Wyoming — Converting rice from pounds to ounces was the task at hand, and sophomore Yarlis Valdiz helped fourth-grader Luna Koch do the math.
“How did they teach you to convert pounds into ounces?” asked Yarlis, as Luna considered the problem.
“Sixteen ounces is a pound,” Luna answered.
“OK. So, if you have five pounds of rice, you have to do five times 16,” Yarlis explained.
That equals 80 ounces of rice, they concluded, and Luna jotted down the answer.
Gladiola Elementary School’s three fourth-grade classrooms were abuzz with conversations about math, reading and much more as 180 ninth- through 12th- graders from Wyoming High School spent time with the younger students.
As part of the new AW11 Friends mentoring program, students are modeling what it means to be an Alpha Wolf 11, a person who demonstrates kindness, compassion and graciousness during visits to the district’s four elementary schools.
AW11 Friends is an initiative of the Alpha Wolf program, which started in 2016. Alpha Wolf honors students who are leaders in ways that go beyond grades, sports or test scores. Each semester, students vote for peers who deserve the title and celebrate them at a ceremony.
Luna said she looks up to the teens, and understands what an Alpha Wolf is. The leadership traits are well-known at her school.

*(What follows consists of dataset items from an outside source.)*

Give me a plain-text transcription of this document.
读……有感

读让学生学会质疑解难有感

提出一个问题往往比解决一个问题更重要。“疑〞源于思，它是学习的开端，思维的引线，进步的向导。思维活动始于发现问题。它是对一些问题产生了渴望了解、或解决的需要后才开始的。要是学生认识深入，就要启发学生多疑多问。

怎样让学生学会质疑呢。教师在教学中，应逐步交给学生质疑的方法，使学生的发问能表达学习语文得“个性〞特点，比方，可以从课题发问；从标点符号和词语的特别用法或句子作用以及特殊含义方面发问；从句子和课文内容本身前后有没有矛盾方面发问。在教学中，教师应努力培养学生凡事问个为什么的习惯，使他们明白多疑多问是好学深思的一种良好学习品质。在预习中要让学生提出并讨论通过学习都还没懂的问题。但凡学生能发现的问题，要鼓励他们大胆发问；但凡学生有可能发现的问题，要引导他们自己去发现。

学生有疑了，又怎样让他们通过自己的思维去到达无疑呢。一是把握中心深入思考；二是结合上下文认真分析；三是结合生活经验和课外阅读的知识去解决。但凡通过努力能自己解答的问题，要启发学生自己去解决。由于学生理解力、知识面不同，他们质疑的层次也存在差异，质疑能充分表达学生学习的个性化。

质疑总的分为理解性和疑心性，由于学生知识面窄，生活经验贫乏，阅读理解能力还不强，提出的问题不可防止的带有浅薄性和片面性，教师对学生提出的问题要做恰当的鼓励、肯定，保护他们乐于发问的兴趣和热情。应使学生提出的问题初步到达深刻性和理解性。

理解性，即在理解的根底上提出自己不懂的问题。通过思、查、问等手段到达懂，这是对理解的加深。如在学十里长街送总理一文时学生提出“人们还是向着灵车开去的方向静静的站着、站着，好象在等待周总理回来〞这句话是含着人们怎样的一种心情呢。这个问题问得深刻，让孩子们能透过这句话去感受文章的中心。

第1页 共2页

“I like to enjoy time with them because I get to make new friends and I get to observe what they do to be an Alpha Wolf 11 when I’m older,” Luna said.
Yarlis said she’s learned something about herself, too. “It’s opened up an option for me to become a special education teacher.”
Sharing District-wide Values
High school U.S. History teacher John Doyle, who was instrumental in beginning Alpha Wolf 11, leads the mentoring program with social worker Mark Kuiper. They wanted to expand collaboration based on Alpha Wolf.
‘I get to make new friends and I get to observe what they do to be an Alpha Wolf 11 when I’m older.’— fourth-grader Luna Koch
Doyle said he hopes elementary students find joy in creating new friendships with older students who can listen to them and provide hope, optimism and inspiration.
“For our high school students, my hope is that they feel a sense of self-worth to impact others who once stood in their shoes,” he said. “Younger students need mentors but the reality is, older students need them as well. Our high school students’ experiences so far have been that they are gaining just as much from those they are mentoring.”
Senior Joshua Kortz sees the program as a way to help younger students have future success. “It’s about being a bigger brother or sister for them… the leaders of our school will help them get on a better path as they get into middle and high school.”
All students — young and older — spent most of the mentoring session on the Gladiola playground. During a moment of silliness, senior Ameera Spears scooped up fourth-grader Carlos Pachedo and held him like a baby. She enjoys moments like that with the students.
“They’ve got a lot of energy, so it’s a lot of fun,” Ameera said.